There’s still a lot of work to be done, said Brownlowe, to get the speeder back up and running. COVID-19 protocols slowed down progress on the project, but the goal is to get it finished as quickly as possible.
“We have to sandblast the whole thing,” he said. “Once we’re done sandblasting, we’re going to buy some aluminum and start building back some of the structural aspects of it. We have to convert the rear trans axel, which has a drive shaft right now. We have to convert that to a drive shaft with a belt sprocket, so you can drive it with a motor. We’re using an easy go - it’s like a golf cart but it’s really a car. It’s low-speed vehicle. We’re going to put that onto the vehicle.”

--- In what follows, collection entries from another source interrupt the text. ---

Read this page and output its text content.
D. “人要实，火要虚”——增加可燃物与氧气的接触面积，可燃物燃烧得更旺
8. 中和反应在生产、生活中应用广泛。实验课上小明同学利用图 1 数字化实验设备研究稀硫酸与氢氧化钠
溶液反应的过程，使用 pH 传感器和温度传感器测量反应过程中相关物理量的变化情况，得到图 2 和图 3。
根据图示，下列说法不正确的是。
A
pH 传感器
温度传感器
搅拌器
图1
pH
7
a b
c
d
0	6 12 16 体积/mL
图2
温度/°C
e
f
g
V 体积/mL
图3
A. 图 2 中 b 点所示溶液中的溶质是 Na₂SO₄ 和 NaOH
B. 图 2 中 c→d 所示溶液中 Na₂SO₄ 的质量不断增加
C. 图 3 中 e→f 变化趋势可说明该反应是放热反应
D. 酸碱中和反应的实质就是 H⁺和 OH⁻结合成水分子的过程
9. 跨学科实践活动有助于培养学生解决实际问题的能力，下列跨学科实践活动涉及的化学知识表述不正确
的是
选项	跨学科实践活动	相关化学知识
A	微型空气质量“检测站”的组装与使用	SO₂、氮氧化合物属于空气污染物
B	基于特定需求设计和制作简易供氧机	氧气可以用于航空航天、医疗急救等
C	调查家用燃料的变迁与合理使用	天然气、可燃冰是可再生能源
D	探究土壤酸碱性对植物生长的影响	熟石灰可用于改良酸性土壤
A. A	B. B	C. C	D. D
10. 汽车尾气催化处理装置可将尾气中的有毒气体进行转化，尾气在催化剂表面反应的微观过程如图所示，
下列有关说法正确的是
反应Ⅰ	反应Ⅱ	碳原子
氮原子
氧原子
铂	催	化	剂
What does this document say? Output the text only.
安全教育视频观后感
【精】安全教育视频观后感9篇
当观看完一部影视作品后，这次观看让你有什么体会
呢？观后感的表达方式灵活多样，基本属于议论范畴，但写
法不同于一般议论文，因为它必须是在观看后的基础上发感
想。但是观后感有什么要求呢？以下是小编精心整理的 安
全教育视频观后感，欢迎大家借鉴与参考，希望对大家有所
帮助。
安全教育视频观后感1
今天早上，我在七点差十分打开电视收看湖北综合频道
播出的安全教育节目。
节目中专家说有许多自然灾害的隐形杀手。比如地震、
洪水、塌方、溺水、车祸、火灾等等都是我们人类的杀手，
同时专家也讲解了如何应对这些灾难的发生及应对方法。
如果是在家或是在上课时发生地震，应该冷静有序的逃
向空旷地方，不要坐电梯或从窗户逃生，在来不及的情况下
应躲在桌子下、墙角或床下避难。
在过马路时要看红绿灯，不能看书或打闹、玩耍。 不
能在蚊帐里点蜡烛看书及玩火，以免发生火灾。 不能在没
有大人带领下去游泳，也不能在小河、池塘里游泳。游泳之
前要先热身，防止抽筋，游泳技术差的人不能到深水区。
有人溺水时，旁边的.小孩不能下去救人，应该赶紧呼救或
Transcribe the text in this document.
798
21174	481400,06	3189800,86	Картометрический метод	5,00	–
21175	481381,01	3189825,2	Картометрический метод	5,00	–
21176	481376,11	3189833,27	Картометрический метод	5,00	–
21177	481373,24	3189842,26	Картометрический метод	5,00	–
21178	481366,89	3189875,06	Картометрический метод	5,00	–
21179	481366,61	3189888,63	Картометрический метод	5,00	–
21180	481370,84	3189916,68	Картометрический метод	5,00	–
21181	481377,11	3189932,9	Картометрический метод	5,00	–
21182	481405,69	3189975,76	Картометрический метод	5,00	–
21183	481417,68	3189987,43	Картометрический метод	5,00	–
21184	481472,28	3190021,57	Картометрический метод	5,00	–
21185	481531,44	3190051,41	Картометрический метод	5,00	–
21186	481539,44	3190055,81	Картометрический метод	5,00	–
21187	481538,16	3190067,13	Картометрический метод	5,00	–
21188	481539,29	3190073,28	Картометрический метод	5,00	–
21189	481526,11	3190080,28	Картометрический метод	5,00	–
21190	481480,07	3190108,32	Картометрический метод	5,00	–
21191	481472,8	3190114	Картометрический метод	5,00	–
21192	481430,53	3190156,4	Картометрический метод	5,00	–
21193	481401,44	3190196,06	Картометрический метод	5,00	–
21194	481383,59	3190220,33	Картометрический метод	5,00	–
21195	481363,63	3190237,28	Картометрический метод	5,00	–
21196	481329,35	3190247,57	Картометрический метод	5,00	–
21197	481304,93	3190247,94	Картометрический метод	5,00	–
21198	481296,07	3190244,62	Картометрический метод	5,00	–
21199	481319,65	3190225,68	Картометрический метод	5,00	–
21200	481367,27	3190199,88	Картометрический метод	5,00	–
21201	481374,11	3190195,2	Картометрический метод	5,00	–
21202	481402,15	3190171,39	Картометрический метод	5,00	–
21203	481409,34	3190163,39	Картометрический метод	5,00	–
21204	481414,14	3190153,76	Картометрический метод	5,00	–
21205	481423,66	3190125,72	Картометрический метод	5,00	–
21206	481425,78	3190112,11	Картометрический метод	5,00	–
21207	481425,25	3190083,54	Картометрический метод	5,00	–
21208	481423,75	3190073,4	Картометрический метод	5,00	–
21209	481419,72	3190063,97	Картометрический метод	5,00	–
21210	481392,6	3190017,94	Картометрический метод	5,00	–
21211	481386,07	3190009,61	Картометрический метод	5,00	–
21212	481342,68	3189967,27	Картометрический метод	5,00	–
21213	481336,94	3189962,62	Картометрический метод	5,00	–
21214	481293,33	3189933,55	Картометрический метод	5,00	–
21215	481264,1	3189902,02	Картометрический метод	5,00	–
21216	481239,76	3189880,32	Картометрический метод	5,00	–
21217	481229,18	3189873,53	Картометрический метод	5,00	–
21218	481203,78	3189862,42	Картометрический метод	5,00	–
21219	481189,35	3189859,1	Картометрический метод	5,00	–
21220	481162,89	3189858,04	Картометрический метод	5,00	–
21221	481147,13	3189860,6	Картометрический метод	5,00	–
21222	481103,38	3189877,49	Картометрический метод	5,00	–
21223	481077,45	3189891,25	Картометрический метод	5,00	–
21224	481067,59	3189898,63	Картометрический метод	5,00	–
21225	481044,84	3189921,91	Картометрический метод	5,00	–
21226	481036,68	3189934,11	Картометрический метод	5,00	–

Oberman said he wants to study automotive design someday, so the project has been right up his alley. He’s excited to see the project come to completion.
“Overall, it’s been fun,” he said. “We’ve learned a little bit about it. We were like ‘Wow’ we couldn’t believe it was this old and still holding together. I know I’m excited to get back into this project, because I love the idea of the restoration of old vehicles and making them new. I like the idea of taking something as old as this that was once used and now is forgotten, to be brought back in and used again. With something new and modern being electric, hopefully we can make it as perfect as we possibly can.”